SUMMARY AND RECOMMENDATIONS
●Non-Hodgkin lymphoma (NHL) consists of a diverse group of malignant neoplasms of the lymphoid tissues variously derived from B cell progenitors, T cell progenitors, mature B cells, or mature T cells. Unlike in adults where low-grade, clinically indolent NHL subtypes predominate, most pediatric NHL cases are of high-grade and have an aggressive clinical behavior. (See 'Epidemiology' above.)
●The clinical presentation of pediatric NHL varies depending upon the type of lymphoma and the areas of involvement. Signs and symptoms develop quickly, usually over a few weeks to months. NHL commonly presents as enlarging, non-tender lymphadenopathy or as symptoms due to the compression of surrounding structures, such as new onset wheezing, facial swelling, respiratory distress, asymmetrical tonsils, or acute abdominal pain. (See 'Signs and symptoms' above.)
●Potential emergency complications of NHL may be present at the time of diagnosis and need to be considered during the initial workup and evaluation of a patient with suspected pediatric NHL. These may be life-threatening and include but are not limited to superior vena cava obstruction, acute airway obstruction, and tumor lysis syndrome. Prompt recognition and therapy are critical. (See 'Oncologic emergencies' above.)
●Pediatricians should promptly refer children and teenagers with a suspected NHL to a pediatric oncologist for evaluation and diagnosis. The diagnosis of NHL is based upon the pathologic evaluation of involved tissue, usually an abdominal mass, extranodal site, or lymph node, interpreted within the clinical context. Subtypes of NHL are identified using histology, immunophenotype, and genetic studies. (See 'Diagnosis' above.)
●Combination chemotherapy is the primary modality used for the treatment of pediatric NHL. The role of surgery is limited to surgical biopsy of a peripheral lymph node, a bone marrow aspiration, or aspiration of pleural fluid to establish the diagnosis. Unlike in adults, radiation therapy is not commonly used. (See 'Overview' above.)
●For children and adolescents with stage III disease and an elevated lactate dehydrogenase level or stage IV Burkitt lymphoma, we recommend chemoimmunotherapy (multi-agent chemotherapy plus rituximab) rather than chemotherapy alone (Grade 1B), based on superior event-free survival and overall survival with modest incremental toxicity that did not outweigh the benefits. (See 'Burkitt lymphoma' above.)

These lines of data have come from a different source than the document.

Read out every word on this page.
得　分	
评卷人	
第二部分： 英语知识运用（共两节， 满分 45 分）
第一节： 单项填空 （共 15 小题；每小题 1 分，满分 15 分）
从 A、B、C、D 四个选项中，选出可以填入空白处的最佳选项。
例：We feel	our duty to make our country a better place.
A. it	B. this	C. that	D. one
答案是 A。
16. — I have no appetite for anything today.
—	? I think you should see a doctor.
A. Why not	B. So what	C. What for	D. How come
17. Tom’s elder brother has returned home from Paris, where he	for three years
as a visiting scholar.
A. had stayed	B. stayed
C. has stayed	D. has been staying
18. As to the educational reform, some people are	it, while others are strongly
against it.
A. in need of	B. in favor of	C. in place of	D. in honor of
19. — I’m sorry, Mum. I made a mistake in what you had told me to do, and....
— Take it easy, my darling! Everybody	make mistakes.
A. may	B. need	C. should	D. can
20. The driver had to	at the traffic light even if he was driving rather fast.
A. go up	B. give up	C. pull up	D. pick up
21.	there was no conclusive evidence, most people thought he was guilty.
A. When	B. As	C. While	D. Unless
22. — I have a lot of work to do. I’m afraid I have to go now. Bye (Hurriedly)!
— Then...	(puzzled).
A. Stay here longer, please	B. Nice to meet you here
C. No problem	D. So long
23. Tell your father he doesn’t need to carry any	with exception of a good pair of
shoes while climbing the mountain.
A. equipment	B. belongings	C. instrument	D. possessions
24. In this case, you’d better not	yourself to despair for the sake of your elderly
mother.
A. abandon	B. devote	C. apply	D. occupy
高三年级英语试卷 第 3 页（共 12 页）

●Most children and adolescents with NHL have a good prognosis with current therapy. Long-term overall survival is achieved in >80 percent of pediatric NHL cases overall, and in >90 percent of stage I or II pediatric NHL. (See 'Overview' above.)
●Survivors of childhood cancer are at increased risk for long-term sequelae. Late adverse effects are primarily dependent upon the type and intensity of therapy. The late effects of treatment for pediatric NHL consist primarily of those related to anthracycline and alkylating agent exposure. Specific long-term follow-up guidelines after treatment of childhood cancer have been published by the Children's Oncology Group, and are available at www.survivorshipguidelines.org. (See 'Long-term toxicities' above.)